Writing a Web Scraper

Okay, so I know everyone’s written some kind of web scraper in their time, but I’m still proud of myself for my own take on the subject.

Recently, I saw an interesting post on Reddit that provided some source code for scraping images based on the similarity of their names. This might be useful for downloading all of the images in a gallery (for example, if you want to keep something posted on Imgur) without having to follow all of the links by hand. However, there was quite a lot of it missing, it relied on some random site, and it was bad at handling all kinds of common use cases: for example, thumbnails.

So I rewrote it. And expanded it. Massively.
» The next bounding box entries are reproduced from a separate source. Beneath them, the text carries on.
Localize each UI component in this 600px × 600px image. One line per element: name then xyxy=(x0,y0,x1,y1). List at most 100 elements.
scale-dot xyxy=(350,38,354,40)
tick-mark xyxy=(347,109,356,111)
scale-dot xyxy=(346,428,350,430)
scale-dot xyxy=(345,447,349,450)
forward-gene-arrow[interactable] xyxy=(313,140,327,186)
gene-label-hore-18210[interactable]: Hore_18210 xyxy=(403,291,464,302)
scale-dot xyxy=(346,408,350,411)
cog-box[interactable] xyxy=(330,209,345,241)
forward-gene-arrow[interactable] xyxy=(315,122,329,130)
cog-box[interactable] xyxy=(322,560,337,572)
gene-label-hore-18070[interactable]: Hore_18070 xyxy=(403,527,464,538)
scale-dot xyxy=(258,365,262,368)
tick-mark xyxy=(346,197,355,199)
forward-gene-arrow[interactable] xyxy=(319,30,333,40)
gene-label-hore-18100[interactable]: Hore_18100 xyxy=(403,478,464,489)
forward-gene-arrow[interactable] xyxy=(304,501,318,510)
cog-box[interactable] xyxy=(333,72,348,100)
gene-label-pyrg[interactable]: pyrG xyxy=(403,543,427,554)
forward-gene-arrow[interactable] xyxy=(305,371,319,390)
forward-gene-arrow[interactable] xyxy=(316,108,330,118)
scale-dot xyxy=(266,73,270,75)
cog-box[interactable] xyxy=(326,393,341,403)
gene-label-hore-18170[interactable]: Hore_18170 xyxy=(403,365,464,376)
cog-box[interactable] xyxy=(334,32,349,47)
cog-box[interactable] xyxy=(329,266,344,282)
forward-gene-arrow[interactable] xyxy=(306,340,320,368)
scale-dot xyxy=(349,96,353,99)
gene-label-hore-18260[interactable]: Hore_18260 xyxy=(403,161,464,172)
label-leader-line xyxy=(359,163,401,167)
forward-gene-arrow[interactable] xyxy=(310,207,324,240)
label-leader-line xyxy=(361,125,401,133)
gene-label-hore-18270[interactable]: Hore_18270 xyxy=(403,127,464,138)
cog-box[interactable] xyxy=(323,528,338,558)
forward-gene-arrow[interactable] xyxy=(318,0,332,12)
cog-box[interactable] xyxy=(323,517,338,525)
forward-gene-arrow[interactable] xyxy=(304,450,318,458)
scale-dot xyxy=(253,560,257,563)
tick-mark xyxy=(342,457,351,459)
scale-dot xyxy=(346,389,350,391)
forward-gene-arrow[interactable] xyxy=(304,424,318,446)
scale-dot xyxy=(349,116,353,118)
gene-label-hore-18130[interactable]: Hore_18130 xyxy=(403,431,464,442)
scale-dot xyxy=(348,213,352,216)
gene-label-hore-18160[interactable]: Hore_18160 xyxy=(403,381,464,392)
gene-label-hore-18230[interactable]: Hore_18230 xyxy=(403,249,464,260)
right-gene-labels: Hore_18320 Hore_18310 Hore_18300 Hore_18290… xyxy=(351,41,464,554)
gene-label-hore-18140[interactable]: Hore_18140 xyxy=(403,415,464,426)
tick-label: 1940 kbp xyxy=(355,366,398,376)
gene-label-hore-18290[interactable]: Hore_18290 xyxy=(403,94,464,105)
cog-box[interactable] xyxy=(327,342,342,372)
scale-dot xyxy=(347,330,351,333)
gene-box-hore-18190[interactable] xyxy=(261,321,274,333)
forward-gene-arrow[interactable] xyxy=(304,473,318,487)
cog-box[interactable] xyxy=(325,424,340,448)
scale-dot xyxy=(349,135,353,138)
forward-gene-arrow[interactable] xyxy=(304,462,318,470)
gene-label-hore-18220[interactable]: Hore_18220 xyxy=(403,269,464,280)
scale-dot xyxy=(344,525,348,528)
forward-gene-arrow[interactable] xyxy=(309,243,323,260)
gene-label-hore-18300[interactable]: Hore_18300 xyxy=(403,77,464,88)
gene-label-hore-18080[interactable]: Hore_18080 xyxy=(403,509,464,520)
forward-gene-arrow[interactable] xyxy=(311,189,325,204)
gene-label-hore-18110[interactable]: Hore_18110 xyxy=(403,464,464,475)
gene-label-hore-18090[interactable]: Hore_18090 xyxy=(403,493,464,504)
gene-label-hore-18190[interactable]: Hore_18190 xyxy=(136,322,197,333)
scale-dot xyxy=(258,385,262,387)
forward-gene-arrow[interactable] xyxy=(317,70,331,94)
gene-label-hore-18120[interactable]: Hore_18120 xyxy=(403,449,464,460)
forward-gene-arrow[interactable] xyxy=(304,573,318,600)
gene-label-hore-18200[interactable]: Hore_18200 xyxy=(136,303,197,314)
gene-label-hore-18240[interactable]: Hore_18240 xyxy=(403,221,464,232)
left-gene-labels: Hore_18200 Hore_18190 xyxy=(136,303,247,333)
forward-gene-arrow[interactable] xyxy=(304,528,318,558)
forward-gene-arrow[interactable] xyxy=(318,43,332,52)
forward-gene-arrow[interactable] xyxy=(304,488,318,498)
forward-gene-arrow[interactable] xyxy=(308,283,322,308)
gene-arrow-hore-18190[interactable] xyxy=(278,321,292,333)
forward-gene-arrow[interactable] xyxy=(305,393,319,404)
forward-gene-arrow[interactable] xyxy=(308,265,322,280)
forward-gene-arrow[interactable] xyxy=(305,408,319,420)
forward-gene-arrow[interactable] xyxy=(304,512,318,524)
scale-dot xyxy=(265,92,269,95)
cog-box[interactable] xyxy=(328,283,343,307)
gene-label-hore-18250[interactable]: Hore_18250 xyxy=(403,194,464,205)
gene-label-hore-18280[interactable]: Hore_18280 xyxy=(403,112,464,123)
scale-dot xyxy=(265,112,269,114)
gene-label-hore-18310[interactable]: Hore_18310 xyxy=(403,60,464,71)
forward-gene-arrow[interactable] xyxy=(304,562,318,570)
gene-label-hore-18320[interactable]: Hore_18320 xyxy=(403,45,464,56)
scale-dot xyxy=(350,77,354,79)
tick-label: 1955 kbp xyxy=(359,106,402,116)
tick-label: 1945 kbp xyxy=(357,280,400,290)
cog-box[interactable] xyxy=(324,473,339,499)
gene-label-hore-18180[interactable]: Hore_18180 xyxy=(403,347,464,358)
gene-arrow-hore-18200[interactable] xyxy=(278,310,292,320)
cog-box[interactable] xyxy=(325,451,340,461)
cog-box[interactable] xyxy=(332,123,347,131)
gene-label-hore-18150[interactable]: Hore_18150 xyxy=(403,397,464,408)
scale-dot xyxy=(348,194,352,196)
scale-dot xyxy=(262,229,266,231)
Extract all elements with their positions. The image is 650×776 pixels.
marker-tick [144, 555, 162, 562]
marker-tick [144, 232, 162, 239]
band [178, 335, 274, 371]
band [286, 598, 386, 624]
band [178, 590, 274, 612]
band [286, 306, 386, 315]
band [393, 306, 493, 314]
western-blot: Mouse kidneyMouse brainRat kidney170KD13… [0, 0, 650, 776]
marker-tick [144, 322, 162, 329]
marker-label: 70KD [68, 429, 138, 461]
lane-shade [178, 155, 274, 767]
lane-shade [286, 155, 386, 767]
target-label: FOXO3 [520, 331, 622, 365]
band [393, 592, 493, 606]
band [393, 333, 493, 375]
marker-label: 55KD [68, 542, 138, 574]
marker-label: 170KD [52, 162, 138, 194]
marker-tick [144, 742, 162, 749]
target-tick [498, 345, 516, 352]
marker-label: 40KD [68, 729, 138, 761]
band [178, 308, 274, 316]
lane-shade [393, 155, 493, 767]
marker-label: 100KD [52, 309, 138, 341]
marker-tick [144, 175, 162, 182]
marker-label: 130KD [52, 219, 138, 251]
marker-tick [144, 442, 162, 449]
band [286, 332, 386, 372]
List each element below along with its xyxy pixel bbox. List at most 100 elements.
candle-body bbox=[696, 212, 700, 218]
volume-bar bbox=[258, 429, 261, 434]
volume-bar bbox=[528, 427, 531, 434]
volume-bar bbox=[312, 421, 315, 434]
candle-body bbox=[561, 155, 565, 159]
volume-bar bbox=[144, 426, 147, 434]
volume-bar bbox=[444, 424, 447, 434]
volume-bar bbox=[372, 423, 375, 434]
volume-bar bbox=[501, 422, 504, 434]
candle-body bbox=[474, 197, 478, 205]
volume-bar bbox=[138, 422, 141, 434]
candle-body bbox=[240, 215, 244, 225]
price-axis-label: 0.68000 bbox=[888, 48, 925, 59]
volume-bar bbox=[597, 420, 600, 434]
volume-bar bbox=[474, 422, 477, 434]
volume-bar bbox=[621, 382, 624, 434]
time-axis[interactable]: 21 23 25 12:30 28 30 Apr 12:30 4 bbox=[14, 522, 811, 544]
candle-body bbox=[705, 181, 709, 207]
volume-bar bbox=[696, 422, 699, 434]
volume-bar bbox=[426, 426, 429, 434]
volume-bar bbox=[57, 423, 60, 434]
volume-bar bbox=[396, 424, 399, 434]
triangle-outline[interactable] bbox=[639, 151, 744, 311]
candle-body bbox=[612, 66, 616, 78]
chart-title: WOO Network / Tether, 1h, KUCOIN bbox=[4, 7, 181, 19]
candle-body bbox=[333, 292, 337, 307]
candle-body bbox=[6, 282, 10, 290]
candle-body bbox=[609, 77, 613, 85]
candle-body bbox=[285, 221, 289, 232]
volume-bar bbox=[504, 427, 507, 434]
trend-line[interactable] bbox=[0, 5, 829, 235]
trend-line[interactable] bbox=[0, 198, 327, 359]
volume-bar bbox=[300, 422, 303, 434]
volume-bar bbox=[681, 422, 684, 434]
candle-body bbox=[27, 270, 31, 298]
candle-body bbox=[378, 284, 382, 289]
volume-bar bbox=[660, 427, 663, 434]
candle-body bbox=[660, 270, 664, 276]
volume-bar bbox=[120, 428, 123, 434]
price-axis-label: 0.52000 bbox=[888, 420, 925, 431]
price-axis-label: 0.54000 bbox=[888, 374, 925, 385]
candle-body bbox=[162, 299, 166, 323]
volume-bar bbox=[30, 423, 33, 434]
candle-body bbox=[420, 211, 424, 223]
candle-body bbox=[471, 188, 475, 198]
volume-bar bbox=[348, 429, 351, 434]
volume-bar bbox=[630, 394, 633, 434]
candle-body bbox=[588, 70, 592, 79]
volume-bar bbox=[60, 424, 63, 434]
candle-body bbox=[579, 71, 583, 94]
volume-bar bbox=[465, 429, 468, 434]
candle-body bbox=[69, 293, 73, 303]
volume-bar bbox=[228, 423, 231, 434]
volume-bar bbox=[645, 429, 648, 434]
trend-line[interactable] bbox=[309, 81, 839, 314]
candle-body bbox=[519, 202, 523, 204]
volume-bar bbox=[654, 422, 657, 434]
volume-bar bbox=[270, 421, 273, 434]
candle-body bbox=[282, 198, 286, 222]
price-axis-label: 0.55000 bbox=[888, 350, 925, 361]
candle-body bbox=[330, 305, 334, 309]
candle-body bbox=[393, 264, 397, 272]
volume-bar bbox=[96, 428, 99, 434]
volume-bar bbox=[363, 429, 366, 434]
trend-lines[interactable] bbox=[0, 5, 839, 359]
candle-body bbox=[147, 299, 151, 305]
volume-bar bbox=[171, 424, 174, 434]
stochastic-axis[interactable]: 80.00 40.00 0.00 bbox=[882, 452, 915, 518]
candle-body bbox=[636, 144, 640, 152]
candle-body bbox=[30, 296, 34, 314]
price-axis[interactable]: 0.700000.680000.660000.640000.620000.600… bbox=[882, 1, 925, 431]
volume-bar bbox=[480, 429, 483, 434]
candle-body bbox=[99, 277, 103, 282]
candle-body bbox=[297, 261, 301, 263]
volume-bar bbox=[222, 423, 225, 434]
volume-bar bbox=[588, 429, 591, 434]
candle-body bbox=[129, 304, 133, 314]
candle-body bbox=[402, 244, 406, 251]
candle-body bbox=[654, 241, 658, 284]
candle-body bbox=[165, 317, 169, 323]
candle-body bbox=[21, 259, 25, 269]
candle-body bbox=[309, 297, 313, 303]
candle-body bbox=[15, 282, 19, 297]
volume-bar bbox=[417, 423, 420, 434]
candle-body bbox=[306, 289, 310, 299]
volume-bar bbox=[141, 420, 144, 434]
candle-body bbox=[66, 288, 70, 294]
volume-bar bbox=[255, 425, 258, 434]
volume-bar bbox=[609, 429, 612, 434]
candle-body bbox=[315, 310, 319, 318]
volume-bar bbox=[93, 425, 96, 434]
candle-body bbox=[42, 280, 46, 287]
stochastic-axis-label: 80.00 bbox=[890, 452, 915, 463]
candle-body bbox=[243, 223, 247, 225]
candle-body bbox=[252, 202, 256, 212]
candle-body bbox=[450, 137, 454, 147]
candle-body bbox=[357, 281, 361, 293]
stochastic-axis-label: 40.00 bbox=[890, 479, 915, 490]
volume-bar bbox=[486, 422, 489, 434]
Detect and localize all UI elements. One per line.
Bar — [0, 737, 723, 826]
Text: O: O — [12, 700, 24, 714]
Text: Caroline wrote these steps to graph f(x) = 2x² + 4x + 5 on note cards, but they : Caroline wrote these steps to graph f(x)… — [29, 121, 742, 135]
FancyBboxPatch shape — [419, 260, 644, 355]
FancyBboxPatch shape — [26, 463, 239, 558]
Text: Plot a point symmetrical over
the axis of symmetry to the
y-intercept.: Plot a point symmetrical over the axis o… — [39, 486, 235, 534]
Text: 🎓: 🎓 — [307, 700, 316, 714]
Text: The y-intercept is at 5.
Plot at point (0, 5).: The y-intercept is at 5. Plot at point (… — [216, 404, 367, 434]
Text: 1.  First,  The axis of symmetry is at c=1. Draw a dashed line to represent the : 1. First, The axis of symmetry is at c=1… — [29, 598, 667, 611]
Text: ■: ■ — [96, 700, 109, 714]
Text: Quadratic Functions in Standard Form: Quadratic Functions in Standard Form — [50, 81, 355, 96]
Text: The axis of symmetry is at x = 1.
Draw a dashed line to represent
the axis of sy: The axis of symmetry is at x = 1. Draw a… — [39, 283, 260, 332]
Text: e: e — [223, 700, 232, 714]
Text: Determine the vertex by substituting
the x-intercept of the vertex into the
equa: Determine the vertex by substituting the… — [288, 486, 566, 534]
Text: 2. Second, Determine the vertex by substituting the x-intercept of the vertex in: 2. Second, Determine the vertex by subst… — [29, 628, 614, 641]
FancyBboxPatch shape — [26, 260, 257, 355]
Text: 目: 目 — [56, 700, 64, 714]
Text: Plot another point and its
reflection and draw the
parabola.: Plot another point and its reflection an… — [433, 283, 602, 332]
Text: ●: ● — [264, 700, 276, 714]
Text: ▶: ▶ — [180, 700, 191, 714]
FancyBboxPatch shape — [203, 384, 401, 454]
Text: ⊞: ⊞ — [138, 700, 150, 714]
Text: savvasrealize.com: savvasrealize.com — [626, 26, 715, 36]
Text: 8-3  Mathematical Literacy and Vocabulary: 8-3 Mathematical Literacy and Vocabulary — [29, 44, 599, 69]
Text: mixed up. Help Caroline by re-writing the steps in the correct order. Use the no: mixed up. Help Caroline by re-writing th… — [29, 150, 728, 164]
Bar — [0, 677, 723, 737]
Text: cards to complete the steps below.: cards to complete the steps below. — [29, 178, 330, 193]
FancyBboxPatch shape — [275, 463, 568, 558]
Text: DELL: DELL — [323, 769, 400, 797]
The current usage output is

Usage:
  galleryscraper.py URL DIR [--threads N --log-level N -q -s]
  galleryscraper.py -h | --help | --version

Options:
      --threads N        the number of threads to use [default: 4]
  -V, --log-level N      the level of info logged to the console, which can be
                         one of INFO, DEBUG, or WARNING [default: INFO]
  -s, --skip-duplicates  ignore files that have been downloaded already
  -q, --quiet            suppress output to console
  -v, --version          show program's version number and exit
  -h, --help             show this help message and exit

In particular, I worked out a clever way of dealing with thumbnails. Often, a gallery of thumbnails each link to a page containing ads, etc, with one large image (the one you actually want) in the centre. So I figured if one found the image on the page with the largest content-length, this would be the image in mind. This technique seems to work extremely well.

Mostly, this was an opportunity to learn about some gaps in my programming experience. First and foremost is how HTML requests actually work (success), but I also learned a lot of parallelization and Python decorators. I made use of the excellent (and pretty standard at this point) Python libraries Requests and BeautifulSoup.

The script itself has a couple of interesting features:

I write really, really well-documented code. It helps me keep track of what goes on, explain (and the improve) my approach, and it often comes in handy when I got back and try to figure out what’s going on. This should make it really easy to read the code itself.
The script contains no classes. Everything is a function, and functions are designed to have manageable side effects. I certainly haven’t been converted to functional programming, but I have become pretty irritated by the everything-must-be-a-class paradigm. This script is essentially a big function that turns a web page into a directory of images. If anyone’s interested in the things that go into accomplishing that, they might just benefit from the functions in the script itself. I’ve also seen the light that is namedtuples, which makes the return value of more complex functions much more manageable.
I learned to love decorators. No, seriously. I had never really thought of a use for them before, but here such uses turned up in abundance. I’m under the impression that this will have a big impact on how I think about writing code in Python going forward.

My favourite decorator at the moment:

def sessional(func):
    """
    Decorator that maintains the same session for URL requests within the given
    function. It relies on the wrapped function taking a ``session`` keyword
    argument. At the moment this is only used for the safe_request function,
    but if timeouts are not a problem it can be used to wrap all of the other
    functions that make requests instead.
    """
    session = requests.Session()
    session.mount('http://', HTTPAdapter(max_retries=5))
    session.headers['User-Agent'] = 'Mozilla/5.0 (Windows; U; Windows NT 5.1; it; rv:1.8.1.11) Gecko/20071127 Firefox/2.0.0.11'
    
    @wraps(func)
    def newfunc(*args, **kwargs):
        try:
            # Replace sessions in the function's (kw) arguments
            kwargs['session'] = session
        except KeyError:
            pass
        return func(*args, **kwargs)
    
    return newfunc

Of course, there are still some edge cases. The script works very well most of the time, but some things are still tripping it up. Usually this is due to the images you want having different names, for example when some kind of random hash is appended to them.

In the future, I may make the script accept a file of URLs and directories, similar to how crontab works. I’m also looking in to working out when the page linked to by the thumbnail has multiple sizes of image – i.e. the Small - Medium - Large - Original header – and getting the image of the desired size.